Infeksi tuberkulosis (TBC) tidak hanya menyerang organ paru, tetapi juga menyerang organ lain termasuk payudara. TBC ini disebut dengan tuberkulosis mastitis. Kondisi ini ditandai dengan payudara yang membengkak, muncul benjolan yang berbentuk bulat, konsistensinya kenyal, mudah digerakkan, dan jarang membesar. Di sisi lain, benjolan ini juga dapat mengalami infeksi sekunder oleh bakteri sehingga rentan pecah dan mengeluarkan nanah.

Tuberkulosis payudara (mastitis TB) merupakan jenis tuberkulosis ekstra paru yang jarang terjadi ditandai secara patologis dengan keterlibatan mamma lobules (kelenjar susu) secara ekstensif, yang disebabkan oleh infeksi Mycobacterium tuberculosis. Mastitis atau radang pada payudara secara umum adalah masalah yang sering dijumpai pada ibu menyusui. Diperkirakan sekitar 3-20% ibu menyusui dapat mengalami mastitis. Rasa tidak nyaman yang disebabkan oleh mastitis kerap membuat ibu jadi enggan untuk menyusui.

TBC mastitis biasanya jarang terjadi meski di negara dengan endemis TBC, seperti Indonesia dan biasanya dialami oleh wanita berusia produktif. Faktor resiko untuk terjadinya penyakit ini adalah laktasi, multiparitas, trauma, riwayat mastitis supuratif sebelumnya, dan AIDS. TBC mastitis dapat terjadi secara primer maupun sekunder, dimana TBC mastitis sekunder dapat terjadi melalui 3 cara, yaitu penyebaran secara limfatik, secara langsung, atau secara hematogen.

Bagaimana gejala TBC Mastitis?

Berikut adalah sejumlah gejala TBC mastitis, yaitu:

  1. Adanya benjolan atau pembengkakan pada payudara, terasa nyeri atau tidak nyaman, ulserasi atau sinus yang tidak kunjung sembuh, ada cairan yang keluar dari puting susu atau dari benjolan, dan batuk yang terus menerus. Pada beberapa kasus gejala yang dialami berupa benjolan keras yang tidak nyeri yang sulit dibedakan dengan tumor.
  2. Sekitar 75% pasien mengeluhkan adanya massa (benjolan) di payudara yang tidak terasa nyeri dalam waktu 1-4 bulan
  3. Gejala lainnya adalah berat badan yang menurun drastis, demam, produksi keringat berlebihan, pembesaran kelenjar getah bening di leher dan/atau ketiak, lemas, mudah lelah, dan sebagainya.

TBC Mastitis rentan terjadi pada orang dengan daya tahan tubuh yang kurang baik, seperti penderita malnutrisi, orang dengan HIV/AIDS, pengguna obat steroid jangka panjang, atau penderita kanker yang sedang menjalani kemoterapi.
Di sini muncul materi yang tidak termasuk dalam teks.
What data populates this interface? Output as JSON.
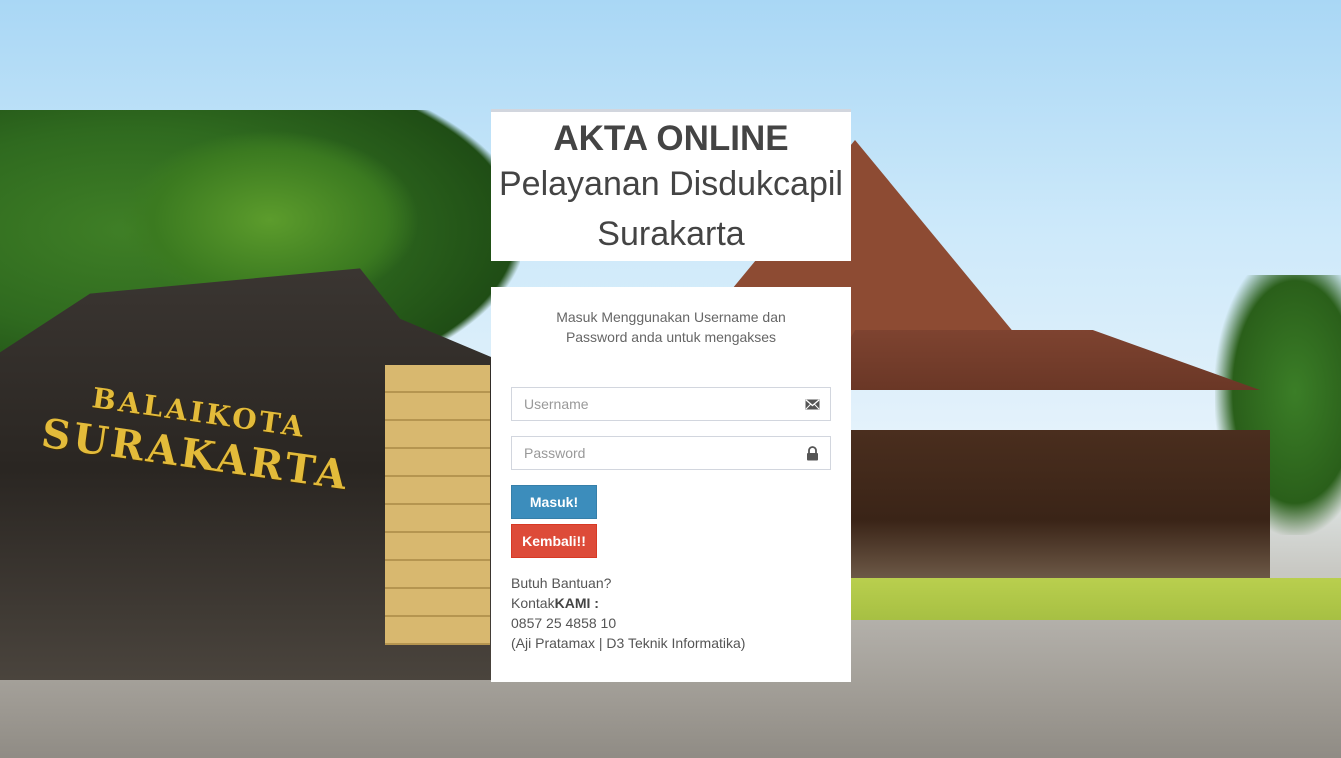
{
  "header": {
    "title": "AKTA ONLINE",
    "subtitle_line1": "Pelayanan Disdukcapil",
    "subtitle_line2": "Surakarta"
  },
  "background": {
    "sign_line1": "BALAIKOTA",
    "sign_line2": "SURAKARTA"
  },
  "login": {
    "message_line1": "Masuk Menggunakan Username dan",
    "message_line2": "Password anda untuk mengakses",
    "username": {
      "placeholder": "Username",
      "value": "",
      "icon": "envelope-icon"
    },
    "password": {
      "placeholder": "Password",
      "value": "",
      "icon": "lock-icon"
    },
    "submit_label": "Masuk!",
    "back_label": "Kembali!!"
  },
  "help": {
    "question": "Butuh Bantuan?",
    "contact_prefix": "Kontak",
    "contact_bold": "KAMI :",
    "phone": "0857 25 4858 10",
    "author": "(Aji Pratamax | D3 Teknik Informatika)"
  },
  "colors": {
    "primary": "#3c8dbc",
    "danger": "#dd4b39",
    "panel": "#ffffff"
  }
}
Bagaimana pengobatan TBC Mastitis?

Penanganan TBC mastitis bisa dilakukan dengan beberapa modalitas terapi, di antaranya dengan pemberian OAT dibarengi dengan perawatan luka bekas benjolan yang pecah, hingga operasi pengangkatan benjolan bila perlu. Dengan penanganan yang adekuat, tentu TBC mastitis dapat disembuhkan. Penegakan diagnosis TBC mastitis primer dilakukan secara klinis, radiologis, patologi dan mikrobiologi. Terapi TBC mastitis dengan OAT selama 6 bulan, terdiri dari fase intensif dan fase lanjutan

Untuk mendukung proses pengobatan, pasien TBC mastitis dapat mencukupi kebutuhan gizinya, dengan mengkonsumsi makanan yang mengandung tinggi kalori dan protein. Serta menjaga daya tahan tubuh dengan rutin berolahraga, tidur cukup, tidak merokok, dan tidak mengkonsumsi alkohol dan obat terlarang.

  

Sumber:

  1. Gupta P.P., Gupta K.B., Yadav R.K., and Agarvval D. Tuberculous Mastitis: A Review of Seven Consecutive Cases. Indian Journal of Tuberculosis. 2003;50:47- 50.